卷积引擎实现(p2):综合
P2:综合与实现流程
综合约束
####################################################################################
# 卷积引擎时序约束文件
# 目标器件: xczu9eg
# 创建日期: 2025/9/14
####################################################################################
# ===========================================
# 1. 时钟定义
# ===========================================
# 主处理时钟 - 200MHz (5ns周期)
create_clock -period 5.000 -name clk_main [get_ports clk]
set_property IOSTANDARD LVCMOS18 [get_ports clk]
set_property PACKAGE_PIN AL8 [get_ports clk]
# AXI时钟(如果独立)- 100MHz
# create_clock -period 10.000 -name axi_clk [get_ports axi_clk]
# ===========================================
# 2. 时钟不确定性和抖动
# ===========================================
# 设置时钟不确定性(对所有时钟)
set_clock_uncertainty -setup 0.200 [get_clocks clk_main]
set_clock_uncertainty -hold 0.100 [get_clocks clk_main]
# 输入抖动
set_input_jitter [get_clocks clk_main] 0.100
# ===========================================
# 3. 输入输出延迟约束
# ===========================================
# 定义虚拟时钟用于IO约束
create_clock -period 10.000 -name virtual_io_clk
set_input_delay -clock virtual_io_clk -max 2.000 [get_ports {s_axi_*}]
set_input_delay -clock virtual_io_clk -min 0.500 [get_ports {s_axi_*}]
set_output_delay -clock virtual_io_clk -max 2.000 [get_ports {s_axi_*}]
set_output_delay -clock virtual_io_clk -min 0.500 [get_ports {s_axi_*}]
# AXI-Stream接口约束
set_input_delay -clock clk_main -max 1.000 [get_ports {s_axis_*}]
set_input_delay -clock clk_main -min 0.200 [get_ports {s_axis_*}]
set_output_delay -clock clk_main -max 1.000 [get_ports {m_axis_*}]
set_output_delay -clock clk_main -min 0.200 [get_ports {m_axis_*}]
# ===========================================
# 4. 多周期路径约束
# ===========================================
# 权重加载路径可以是多周期
set_multicycle_path -setup 2 -from [get_pins */weight_buffer_reg*/C] -to [get_pins */weight_reg*/D]
set_multicycle_path -hold 1 -from [get_pins */weight_buffer_reg*/C] -to [get_pins */weight_reg*/D]
# 累加器路径优化
set_multicycle_path -setup 2 -from [get_pins */accumulator_reg*/C] -to [get_pins */partial_sum_out_reg*/D]
set_multicycle_path -hold 1 -from [get_pins */accumulator_reg*/C] -to [get_pins */partial_sum_out_reg*/D]

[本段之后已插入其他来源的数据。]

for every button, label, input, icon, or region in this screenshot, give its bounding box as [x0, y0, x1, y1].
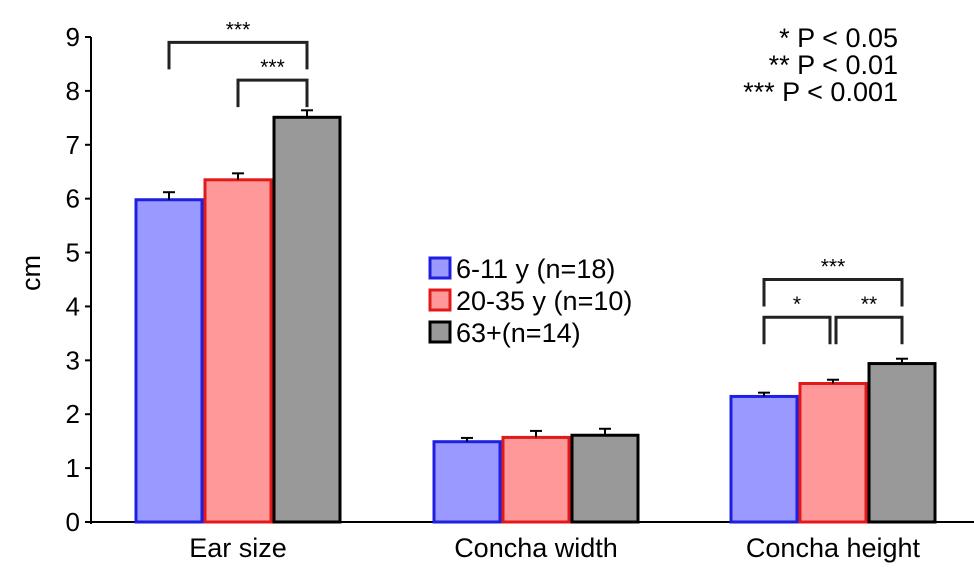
bar: [501, 435, 571, 524]
significance-label: ***: [821, 256, 846, 279]
y-tick-label: 8: [66, 76, 80, 106]
bar: [203, 178, 273, 524]
y-tick-label: 9: [66, 22, 80, 52]
category-label: Concha height: [746, 533, 921, 563]
bar: [432, 440, 502, 524]
y-tick-label: 3: [66, 345, 80, 375]
significance-bracket: [762, 315, 832, 345]
y-tick-label: 0: [66, 507, 80, 537]
y-tick-label: 5: [66, 238, 80, 268]
significance-label: ***: [226, 18, 251, 41]
significance-label: **: [861, 293, 877, 316]
y-tick-label: 1: [66, 453, 80, 483]
p-value-note: *** P < 0.001: [743, 77, 898, 107]
category-label: Ear size: [189, 533, 287, 563]
bar: [867, 362, 937, 524]
legend-swatch: [428, 256, 452, 280]
significance-bracket: [236, 78, 309, 108]
bar: [798, 382, 868, 524]
p-value-note: ** P < 0.01: [769, 50, 898, 80]
y-tick-label: 6: [66, 184, 80, 214]
significance-label: ***: [260, 56, 285, 79]
significance-bracket: [834, 315, 904, 345]
legend-swatch: [428, 320, 452, 344]
bar: [272, 115, 342, 524]
legend-swatch: [428, 288, 452, 312]
bar: [570, 433, 640, 524]
bar: [134, 198, 204, 524]
y-tick-label: 4: [66, 291, 80, 321]
legend-label: 63+(n=14): [456, 318, 581, 348]
legend-label: 6-11 y (n=18): [456, 254, 615, 284]
significance-label: *: [793, 293, 801, 316]
y-axis-title: cm: [16, 255, 46, 291]
legend-label: 20-35 y (n=10): [456, 286, 632, 316]
significance-bracket: [762, 278, 904, 307]
significance-bracket: [167, 40, 309, 70]
y-tick-label: 7: [66, 130, 80, 160]
y-tick-label: 2: [66, 399, 80, 429]
p-value-note: * P < 0.05: [779, 23, 898, 53]
category-label: Concha width: [454, 533, 618, 563]
bar: [729, 394, 799, 524]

# ===========================================
# 5. 假路径定义
# ===========================================
# 复位信号是异步的
set_false_path -from [get_ports rst_n]
# 配置寄存器到数据路径的交叉
set_false_path -from [get_cells -hierarchical -filter {NAME =~ */ctrl_reg_reg*}] \
-to [get_cells -hierarchical -filter {NAME =~ */sa_inst/*}]
# 状态寄存器读取路径
set_false_path -from [get_cells -hierarchical -filter {NAME =~ */performance_counter_reg*}] \
-to [get_ports {s_axi_rdata[*]}]
# ===========================================
# 6. 最大延迟约束(关键路径)
# ===========================================
# DSP链路径
set_max_delay 4.500 -from [get_pins */pe_inst/weight_reg_reg*/C] \
-to [get_pins */pe_inst/partial_sum_out_reg*/D]
# 脉动阵列数据传播路径
set_max_delay 4.000 -from [get_pins */activation_in_reg*/C] \
-to [get_pins */activation_out_reg*/D]
# ===========================================
# 7. 扇出约束
# ===========================================
# 控制信号扇出限制
set_max_fanout 32 [get_nets -hierarchical -filter {NAME =~ */sa_enable}]
set_max_fanout 32 [get_nets -hierarchical -filter {NAME =~ */sa_compute}]
set_max_fanout 16 [get_nets -hierarchical -filter {NAME =~ */weight_load}]
# ===========================================
# 8. 物理约束(面积约束)
# ===========================================
# 为脉动阵列创建物理区域(Pblock)
create_pblock pblock_systolic_array
add_cells_to_pblock pblock_systolic_array [get_cells -hierarchical -filter {NAME =~ */sa_inst/*}]
resize_pblock pblock_systolic_array -add {SLICE_X40Y120:SLICE_X79Y179}
# DSP48E2放置约束
resize_pblock pblock_systolic_array -add {DSP48E2_X8Y48:DSP48E2_X15Y71}
# BRAM放置约束
create_pblock pblock_memory
add_cells_to_pblock pblock_memory [get_cells -hierarchical -filter {NAME =~ */*buffer*}]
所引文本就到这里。